Concernant la coupe en V, il faut revenir à l’invention des premières machines à rouler les cigares à la fin du dix-huitième, début dix-neuvième siècle. A ce temps-là les fabricants ont trouvé fort désagréable d’avoir des petites particules de la tripe courte (short-filler) dans la bouche après avoir coupé leur cigare (ce qui est très rare voire impossible avec un long filler). Donc ils ont essayé de couper en V et ont été très satisfaits du résultat ; ils avaient beaucoup moins de tabac en bouche.
Mais avec un long filler, si tu le coupes en V (cela vaut également pour l’emporte-pièce si le diamètre n’est pas suffisamment important), tu modifies totalement la surface de coupe et donc tu vas apporter une modification de la circulation de l’air au travers de ton cigare. Des masters blender et producteurs ont travaillé et réfléchi longuement pour avoir un cigare à la combustion parfaite, un tirage exceptionnel et un équilibrage et cela avec un savant calcul sur la longueur, le cepo et le diamètre d’ouverture. Donc en modifiant celui-ci tu risques d’avoir des répercussions négatives sur la combustion du tabac et donc la qualité de la fumée qui, tout en devant rester la plus froide possible, diffuse les goûts et arômes du tabac (NTA : je dois reconnaitre que comme avec l’emporte-pièces si je pratique une coupe en V, je dois dégazer plus souvent mon cigare que lorsque je le coupe droit).

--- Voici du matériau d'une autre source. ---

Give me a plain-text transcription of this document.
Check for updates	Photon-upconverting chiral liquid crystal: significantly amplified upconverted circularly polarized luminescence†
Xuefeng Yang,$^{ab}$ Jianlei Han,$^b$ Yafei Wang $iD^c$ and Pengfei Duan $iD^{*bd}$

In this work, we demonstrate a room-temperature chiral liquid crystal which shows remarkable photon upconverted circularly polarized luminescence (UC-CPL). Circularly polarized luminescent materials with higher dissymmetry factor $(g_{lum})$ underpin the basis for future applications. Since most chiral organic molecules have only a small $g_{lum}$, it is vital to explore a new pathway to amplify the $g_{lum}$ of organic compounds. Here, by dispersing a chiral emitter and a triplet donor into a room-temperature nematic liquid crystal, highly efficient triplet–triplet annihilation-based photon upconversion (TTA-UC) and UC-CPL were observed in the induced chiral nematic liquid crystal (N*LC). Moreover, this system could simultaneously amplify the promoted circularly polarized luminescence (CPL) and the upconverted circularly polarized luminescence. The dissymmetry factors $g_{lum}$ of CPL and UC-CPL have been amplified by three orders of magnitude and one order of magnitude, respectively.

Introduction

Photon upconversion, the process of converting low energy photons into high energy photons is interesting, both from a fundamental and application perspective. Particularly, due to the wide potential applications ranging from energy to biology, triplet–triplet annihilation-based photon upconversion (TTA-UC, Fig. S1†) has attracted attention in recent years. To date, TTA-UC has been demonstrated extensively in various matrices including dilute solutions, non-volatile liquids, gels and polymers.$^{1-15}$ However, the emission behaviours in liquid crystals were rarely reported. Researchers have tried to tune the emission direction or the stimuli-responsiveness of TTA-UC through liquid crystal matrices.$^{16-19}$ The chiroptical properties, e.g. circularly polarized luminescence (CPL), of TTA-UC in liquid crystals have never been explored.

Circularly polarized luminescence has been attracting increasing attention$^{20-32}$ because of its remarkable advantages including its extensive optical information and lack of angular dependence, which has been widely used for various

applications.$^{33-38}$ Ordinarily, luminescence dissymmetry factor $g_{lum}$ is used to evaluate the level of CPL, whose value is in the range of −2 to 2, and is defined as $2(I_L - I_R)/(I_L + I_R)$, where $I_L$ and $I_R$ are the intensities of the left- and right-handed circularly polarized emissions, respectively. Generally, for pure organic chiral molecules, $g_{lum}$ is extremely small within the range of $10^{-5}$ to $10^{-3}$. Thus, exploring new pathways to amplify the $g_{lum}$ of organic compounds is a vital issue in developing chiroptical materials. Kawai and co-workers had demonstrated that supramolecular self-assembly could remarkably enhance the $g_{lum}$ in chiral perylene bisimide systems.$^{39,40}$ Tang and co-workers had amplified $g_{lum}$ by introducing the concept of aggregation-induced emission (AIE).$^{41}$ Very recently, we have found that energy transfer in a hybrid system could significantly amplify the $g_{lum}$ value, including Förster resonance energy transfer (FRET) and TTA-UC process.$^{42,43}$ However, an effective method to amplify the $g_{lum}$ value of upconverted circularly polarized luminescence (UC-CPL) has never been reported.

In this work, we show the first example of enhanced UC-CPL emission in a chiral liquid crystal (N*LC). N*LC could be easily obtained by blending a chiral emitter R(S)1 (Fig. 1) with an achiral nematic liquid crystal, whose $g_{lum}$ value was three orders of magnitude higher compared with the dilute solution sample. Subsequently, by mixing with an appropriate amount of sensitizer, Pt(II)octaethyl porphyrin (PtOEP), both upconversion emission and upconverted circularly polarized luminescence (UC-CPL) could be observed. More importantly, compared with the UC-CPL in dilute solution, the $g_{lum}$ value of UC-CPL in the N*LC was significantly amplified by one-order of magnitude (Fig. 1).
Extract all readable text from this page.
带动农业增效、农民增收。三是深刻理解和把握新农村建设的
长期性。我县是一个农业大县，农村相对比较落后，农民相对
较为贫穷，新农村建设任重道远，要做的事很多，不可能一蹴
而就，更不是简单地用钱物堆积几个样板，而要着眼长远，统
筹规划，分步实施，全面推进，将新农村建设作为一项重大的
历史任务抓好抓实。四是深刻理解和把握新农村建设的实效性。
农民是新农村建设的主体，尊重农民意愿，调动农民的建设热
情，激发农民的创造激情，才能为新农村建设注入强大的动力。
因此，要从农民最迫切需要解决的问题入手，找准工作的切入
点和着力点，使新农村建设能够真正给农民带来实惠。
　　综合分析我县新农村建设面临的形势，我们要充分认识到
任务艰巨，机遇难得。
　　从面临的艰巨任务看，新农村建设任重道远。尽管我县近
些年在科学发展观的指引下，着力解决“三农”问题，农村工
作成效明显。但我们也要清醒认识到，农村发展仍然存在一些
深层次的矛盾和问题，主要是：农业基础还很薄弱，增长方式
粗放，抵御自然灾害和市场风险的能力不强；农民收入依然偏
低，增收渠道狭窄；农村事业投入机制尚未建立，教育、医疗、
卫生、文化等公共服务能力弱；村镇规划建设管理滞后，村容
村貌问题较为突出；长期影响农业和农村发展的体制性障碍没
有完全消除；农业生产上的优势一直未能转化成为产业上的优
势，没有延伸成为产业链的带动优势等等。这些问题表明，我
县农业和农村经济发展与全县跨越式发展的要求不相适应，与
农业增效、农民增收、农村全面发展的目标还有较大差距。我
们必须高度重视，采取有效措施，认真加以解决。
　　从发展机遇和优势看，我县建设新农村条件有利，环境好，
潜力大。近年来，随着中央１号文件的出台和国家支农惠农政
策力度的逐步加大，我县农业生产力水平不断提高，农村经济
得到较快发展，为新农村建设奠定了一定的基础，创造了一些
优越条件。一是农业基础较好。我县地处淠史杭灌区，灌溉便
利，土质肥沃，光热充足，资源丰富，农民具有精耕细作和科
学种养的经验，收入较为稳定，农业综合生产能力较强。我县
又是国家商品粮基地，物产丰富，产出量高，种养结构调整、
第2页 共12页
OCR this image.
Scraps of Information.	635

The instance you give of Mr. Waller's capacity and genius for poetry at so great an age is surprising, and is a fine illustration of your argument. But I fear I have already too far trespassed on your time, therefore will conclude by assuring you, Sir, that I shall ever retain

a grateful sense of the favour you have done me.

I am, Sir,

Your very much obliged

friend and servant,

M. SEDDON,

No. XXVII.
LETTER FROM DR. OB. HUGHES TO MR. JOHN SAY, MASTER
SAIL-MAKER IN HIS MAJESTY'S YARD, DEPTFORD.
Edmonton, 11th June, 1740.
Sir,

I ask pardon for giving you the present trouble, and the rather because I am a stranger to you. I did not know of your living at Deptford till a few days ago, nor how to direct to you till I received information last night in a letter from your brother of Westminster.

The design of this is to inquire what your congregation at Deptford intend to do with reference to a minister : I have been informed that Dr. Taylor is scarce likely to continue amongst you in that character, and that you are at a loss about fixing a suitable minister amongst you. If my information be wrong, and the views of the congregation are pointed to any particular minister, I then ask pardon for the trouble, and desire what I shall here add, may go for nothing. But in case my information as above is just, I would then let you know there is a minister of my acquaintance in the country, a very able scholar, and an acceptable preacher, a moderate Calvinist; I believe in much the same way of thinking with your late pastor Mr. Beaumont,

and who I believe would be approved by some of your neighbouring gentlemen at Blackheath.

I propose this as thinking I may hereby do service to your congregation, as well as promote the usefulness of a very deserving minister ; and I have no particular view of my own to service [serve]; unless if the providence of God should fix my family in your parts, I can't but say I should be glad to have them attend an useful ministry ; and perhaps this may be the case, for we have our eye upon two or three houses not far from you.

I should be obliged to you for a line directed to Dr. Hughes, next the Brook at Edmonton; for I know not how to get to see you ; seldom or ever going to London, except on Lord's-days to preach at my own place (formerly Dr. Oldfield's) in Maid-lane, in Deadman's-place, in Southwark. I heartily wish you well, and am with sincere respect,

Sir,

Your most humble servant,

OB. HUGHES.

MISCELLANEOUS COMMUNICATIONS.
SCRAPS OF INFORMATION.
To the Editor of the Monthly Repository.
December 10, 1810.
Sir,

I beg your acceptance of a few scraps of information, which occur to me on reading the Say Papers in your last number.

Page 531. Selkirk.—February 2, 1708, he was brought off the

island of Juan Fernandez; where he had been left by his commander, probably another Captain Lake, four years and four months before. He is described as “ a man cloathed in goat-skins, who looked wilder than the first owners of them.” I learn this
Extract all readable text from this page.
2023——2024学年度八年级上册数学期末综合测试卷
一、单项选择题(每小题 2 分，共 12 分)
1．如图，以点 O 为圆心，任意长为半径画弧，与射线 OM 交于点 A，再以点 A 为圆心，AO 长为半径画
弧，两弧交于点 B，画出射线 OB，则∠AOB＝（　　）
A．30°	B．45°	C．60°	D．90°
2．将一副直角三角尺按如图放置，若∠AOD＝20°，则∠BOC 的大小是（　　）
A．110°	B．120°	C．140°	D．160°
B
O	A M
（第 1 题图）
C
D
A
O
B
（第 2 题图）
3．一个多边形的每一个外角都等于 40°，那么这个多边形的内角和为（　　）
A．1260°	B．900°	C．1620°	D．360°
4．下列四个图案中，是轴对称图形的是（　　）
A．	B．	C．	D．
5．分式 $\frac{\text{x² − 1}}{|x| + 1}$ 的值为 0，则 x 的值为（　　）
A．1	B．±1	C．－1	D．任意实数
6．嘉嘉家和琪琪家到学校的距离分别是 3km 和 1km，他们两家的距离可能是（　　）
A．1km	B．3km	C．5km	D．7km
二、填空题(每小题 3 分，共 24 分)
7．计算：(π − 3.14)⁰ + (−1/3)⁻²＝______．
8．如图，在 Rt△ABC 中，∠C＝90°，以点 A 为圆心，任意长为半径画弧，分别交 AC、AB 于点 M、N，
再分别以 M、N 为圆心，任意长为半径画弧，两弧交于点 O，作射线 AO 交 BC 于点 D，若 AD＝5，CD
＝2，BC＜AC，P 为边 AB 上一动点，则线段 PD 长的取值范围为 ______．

  • Vous avez à l’heure actuelle 6 gammes de cigares (une est exclusive à la Suisse) ; cette gamme est quand même à un prix relativement élevé même si cela reste dans des prix raisonnables pour ceux distribués chez nous, comment expliquez-vous cela ?

C’est d’abord Philippe Van Wilderode qui prend la parole (distributeur de la marque pour le Belux) : quand nous mettons une nouvelle marque sur le marché nous rencontrons la société et nous établissons un plan de distribution en fonction de nos marchés, de la production…. Dans le cas de Patoro, nous avons pris la gamme des 5 modules commercialisés hors la Suisse. Nous travaillons en collaboration avec les civettes, qui eux connaissent leur clientèle et les amateurs. C’est ainsi que certains ont à ce jour deux modules, d’autres les cinq… Tu sais, Patrick, j’ai régulièrement des personnes qui me demandent si on va rentrer telle ou telle marque. La charge de travail pour une nouvelle marque ou gamme est de plus en plus lourde avec les législations donc cela doit être rentable pour tous. Il est impossible de rentrer un cigare pour une demande de quelques consommateurs


Patoro


Vincent est tout à fait d’accord et il me donne sa réponse : oui certains de nos cigares ont un prix élevé mais c’est une volonté de faire de la qualité avec des tabacs portés à maturation idéale pendant de nombreuses années, une recherche particulière dans les assemblages, des conditions idéales d’entreposage et un apport d’aide sociale à nos employés (NTA : discours que j’ai entendu il n’y a pas longtemps dans la bouche de Jeremiah Meerapfel, Carlito Fuente ou Bobby Newmann). Tout cela a un prix et le dernier point explique que la République dominicaine soit l’un des pays producteurs de cigares économiquement et politiquement parlant les plus stables ! (NDA :Je pense que nous faisons aussi l’erreur en Europe quand on dit qu’un cigare est cher de tenir compte des accises sur le tabac en plus de la T.V.A qui ne vont pas dans la poche des fabricants mais qui a une grande répercussion sur le prix affiché).

Philippe nous interrompt pour rappeler qu’il y a encore du trajet pour Bruxelles et que si Vincent ne veut pas rater son avion, il est temps de prendre la route.
Je les remercie pour cet échange, les laisse partir et finis mon cigare, avant d’en recommander un d’une autre marque, mais cela est une autre histoire.